This past Christmas Santa Claus bestowed upon my household a shiny new PlayStation 4. This highly in-demand gaming system featured the latest processor and next generation graphics, along with a whole slew of functionality that either improved on that of its predecessor or had previously been absent altogether. The old PlayStation 3 had to be taken out of service, and the new PS4 “implemented” via a power cord and newly freed-up HDMI cable. Fairly simple and straightforward, sure, but we decided to take this opportunity – in that brief span of time where (gasp) there was no gaming system at all hooked up to our TV – to rethink the way we did things. Changing systems (and looking at that freshly gaping maw under the flat screen) inspired us to take a good hard look at ourselves (and our TV stand) and consider, “Could we be doing things a different way, and improving our PlayStation experience?”
The first thing we did was change the place where we kept the games, from behind one of the glass doors on the side of the TV stand (poor accessibility) to the open (but still mostly out of sight) and easy to reach area under the shelf where the PS4 was to sit. The controllers, which could typically be found anywhere from on top of the TV stand to underneath the couch, were placed in a small bin on a hidden shelf under the coffee table.

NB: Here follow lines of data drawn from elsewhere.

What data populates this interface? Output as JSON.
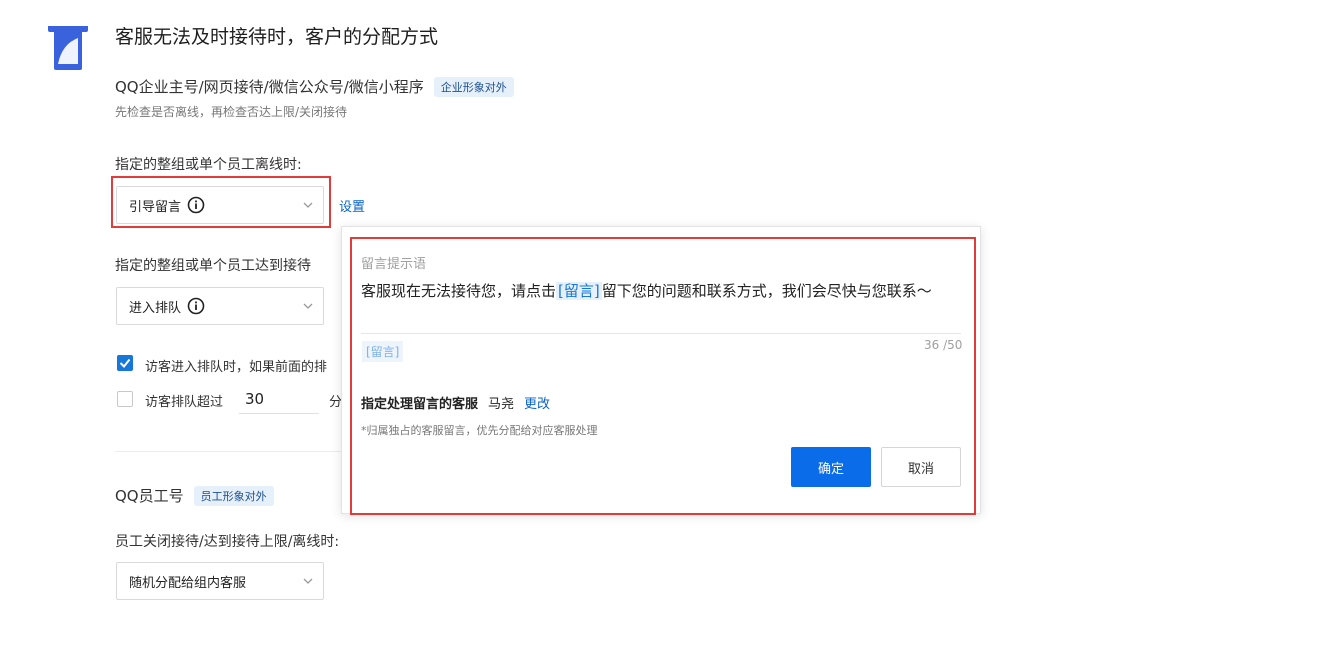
{
  "header": {
    "title": "客服无法及时接待时，客户的分配方式"
  },
  "section1": {
    "title": "QQ企业主号/网页接待/微信公众号/微信小程序",
    "tag": "企业形象对外",
    "hint": "先检查是否离线，再检查否达上限/关闭接待",
    "offline_label": "指定的整组或单个员工离线时:",
    "offline_select": "引导留言",
    "settings_link": "设置",
    "limit_label": "指定的整组或单个员工达到接待",
    "limit_select": "进入排队",
    "checkbox1_text": "访客进入排队时，如果前面的排",
    "checkbox1_checked": true,
    "checkbox2_text": "访客排队超过",
    "checkbox2_checked": false,
    "queue_value": "30",
    "queue_unit": "分"
  },
  "section2": {
    "title": "QQ员工号",
    "tag": "员工形象对外",
    "label": "员工关闭接待/达到接待上限/离线时:",
    "select": "随机分配给组内客服"
  },
  "popup": {
    "field_label": "留言提示语",
    "message_before": "客服现在无法接待您，请点击",
    "message_highlight": "[留言]",
    "message_after": "留下您的问题和联系方式，我们会尽快与您联系～",
    "token": "[留言]",
    "counter": "36 /50",
    "assign_label": "指定处理留言的客服",
    "assign_name": "马尧",
    "change_link": "更改",
    "note": "*归属独占的客服留言，优先分配给对应客服处理",
    "confirm": "确定",
    "cancel": "取消"
  },
  "colors": {
    "accent": "#0a6ce8",
    "highlight_frame": "#e23b3b",
    "tag_bg": "#e6f0fb"
  }
}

And since the PS4 has an increased focus on downloadable games, we decided to take advantage of this feature, with great results – fewer trips to the store, access to low cost independent games, and a near elimination of the need to get up and swap discs when moving from one game to the next.

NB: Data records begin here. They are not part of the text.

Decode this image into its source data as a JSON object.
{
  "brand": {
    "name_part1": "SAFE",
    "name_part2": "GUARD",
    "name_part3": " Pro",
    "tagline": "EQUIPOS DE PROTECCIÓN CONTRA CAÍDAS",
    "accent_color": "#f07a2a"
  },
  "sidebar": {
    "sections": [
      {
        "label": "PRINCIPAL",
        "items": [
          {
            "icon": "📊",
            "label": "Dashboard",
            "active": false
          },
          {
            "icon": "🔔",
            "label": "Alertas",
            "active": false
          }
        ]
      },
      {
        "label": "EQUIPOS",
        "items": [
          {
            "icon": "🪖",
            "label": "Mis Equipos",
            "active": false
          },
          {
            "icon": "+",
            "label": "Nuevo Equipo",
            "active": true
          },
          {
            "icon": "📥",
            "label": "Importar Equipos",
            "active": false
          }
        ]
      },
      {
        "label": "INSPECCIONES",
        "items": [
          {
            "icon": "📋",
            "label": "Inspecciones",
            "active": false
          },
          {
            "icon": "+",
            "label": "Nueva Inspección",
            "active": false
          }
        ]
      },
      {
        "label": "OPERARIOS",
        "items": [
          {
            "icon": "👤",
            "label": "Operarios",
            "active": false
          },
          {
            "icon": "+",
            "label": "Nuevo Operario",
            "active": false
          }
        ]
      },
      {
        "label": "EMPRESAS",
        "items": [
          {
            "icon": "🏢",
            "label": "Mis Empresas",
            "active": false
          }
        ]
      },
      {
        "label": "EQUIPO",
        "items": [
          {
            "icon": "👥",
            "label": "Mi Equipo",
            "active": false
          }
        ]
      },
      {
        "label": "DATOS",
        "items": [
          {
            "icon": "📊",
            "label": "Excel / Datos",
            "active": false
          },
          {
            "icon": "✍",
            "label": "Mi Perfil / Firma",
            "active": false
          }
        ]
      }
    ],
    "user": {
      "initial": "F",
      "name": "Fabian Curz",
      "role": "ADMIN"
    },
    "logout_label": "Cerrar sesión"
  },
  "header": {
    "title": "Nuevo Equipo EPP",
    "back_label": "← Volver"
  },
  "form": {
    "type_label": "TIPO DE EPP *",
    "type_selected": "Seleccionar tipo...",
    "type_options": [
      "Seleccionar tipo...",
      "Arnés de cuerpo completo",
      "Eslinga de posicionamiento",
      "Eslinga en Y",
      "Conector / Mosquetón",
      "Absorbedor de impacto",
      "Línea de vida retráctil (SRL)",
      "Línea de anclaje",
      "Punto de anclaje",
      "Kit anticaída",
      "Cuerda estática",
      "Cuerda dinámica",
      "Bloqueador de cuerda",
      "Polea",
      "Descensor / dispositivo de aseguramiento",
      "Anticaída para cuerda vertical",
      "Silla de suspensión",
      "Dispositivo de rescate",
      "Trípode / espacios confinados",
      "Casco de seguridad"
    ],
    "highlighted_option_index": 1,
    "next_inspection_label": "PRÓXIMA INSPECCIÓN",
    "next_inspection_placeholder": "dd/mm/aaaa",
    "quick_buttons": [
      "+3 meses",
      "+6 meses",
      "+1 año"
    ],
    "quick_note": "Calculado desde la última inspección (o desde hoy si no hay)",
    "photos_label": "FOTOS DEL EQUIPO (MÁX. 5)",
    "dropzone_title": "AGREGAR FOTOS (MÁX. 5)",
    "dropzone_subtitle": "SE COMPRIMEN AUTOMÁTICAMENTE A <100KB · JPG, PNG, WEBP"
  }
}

Now, a new clinical trial management system (CTMS) – or EDC, or SharePoint portal, etc. – may not be quite as entertaining as a PS4 (I’ve never seen those other systems stream Netflix), but there are some obvious parallels here. Implementing a new CTMS is a great time to take a good hard look at your processes to see what can be improved upon. A new CTMS will almost always require a new set of processes. After all, the reason you’re getting the new system is that it’s better (and therefore different) than your old system. Furthermore, the CTMS might contain features – like downloadable games on the PS4 – which allow you to create new processes and reap benefits that weren’t even possible with your old system. But it’s not just the processes which speak to actual interaction with the new system that will need to be examined. This is a great time to step back and evaluate your overall processes in the area that the new CTMS is a part. By revamping your processes you can not only make them more efficient but they can (and should) be designed in such a way as to dovetail nicely with the new system.

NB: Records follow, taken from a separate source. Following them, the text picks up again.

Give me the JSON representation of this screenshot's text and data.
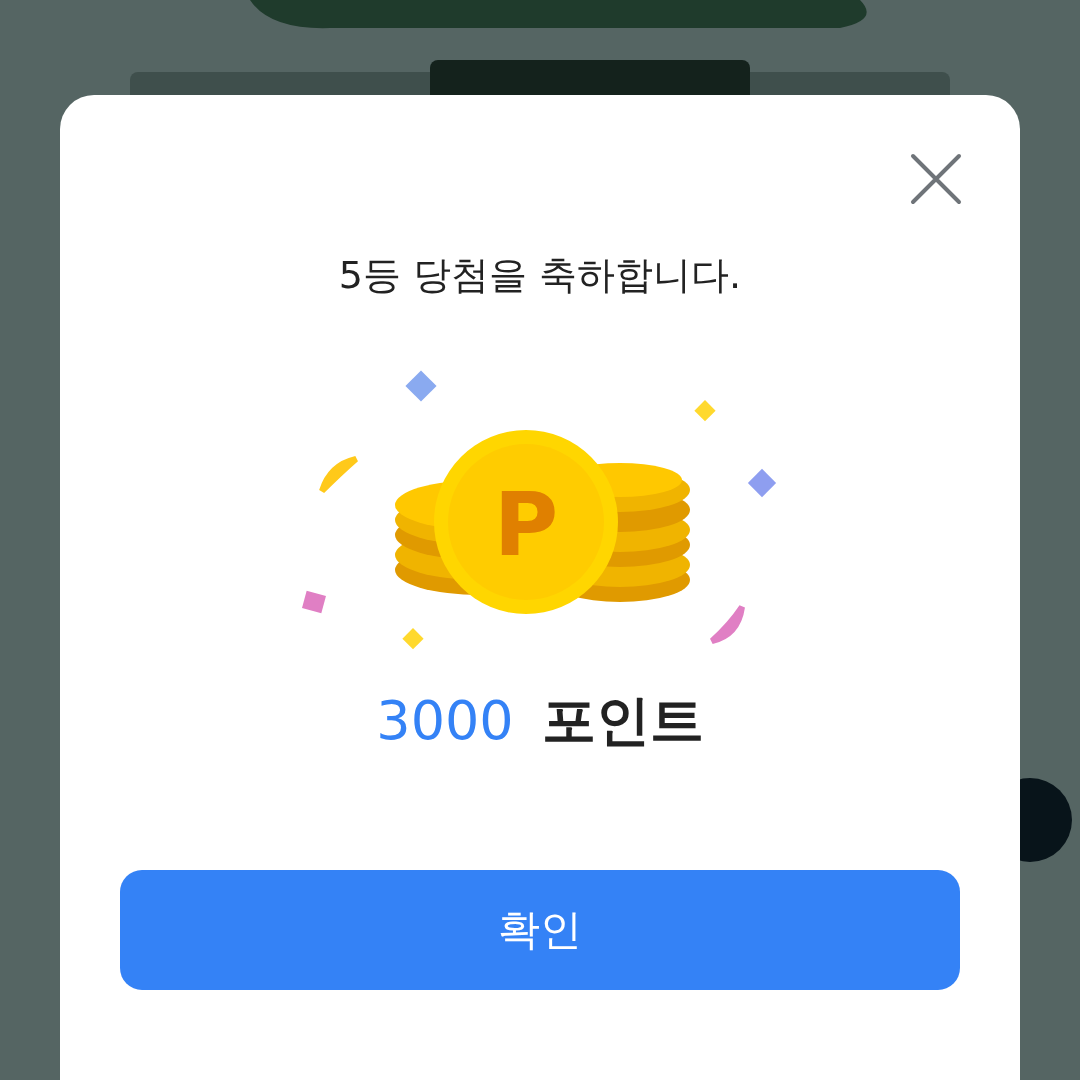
{
  "dialog": {
    "title": "5등 당첨을 축하합니다.",
    "coin_symbol": "P",
    "amount": "3000",
    "unit": "포인트",
    "confirm_button": "확인"
  }
}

Remember too that if you’re putting in a new system and revamping processes, you’ll need to make some organizational changes as well. First, you need to find the system a home – who is going to ‘own’ it? (As the one with the credit card, I’m the designated PS4 ‘system owner’, despite the fact that Santa didn’t leave it for me.) It helps to have conversations with individuals to get a better understanding of their concerns (being able to buy the new games they want) and perhaps more importantly get an idea of their expectations of the new systems (being able to play multiplayer games with their friends). Regardless, you need to make sure that what the people need (a good set of reports, for example…or the new Lego Marvel game) will be available from the system at launch, or you’re setting everyone up for a disappointing experience. Game on!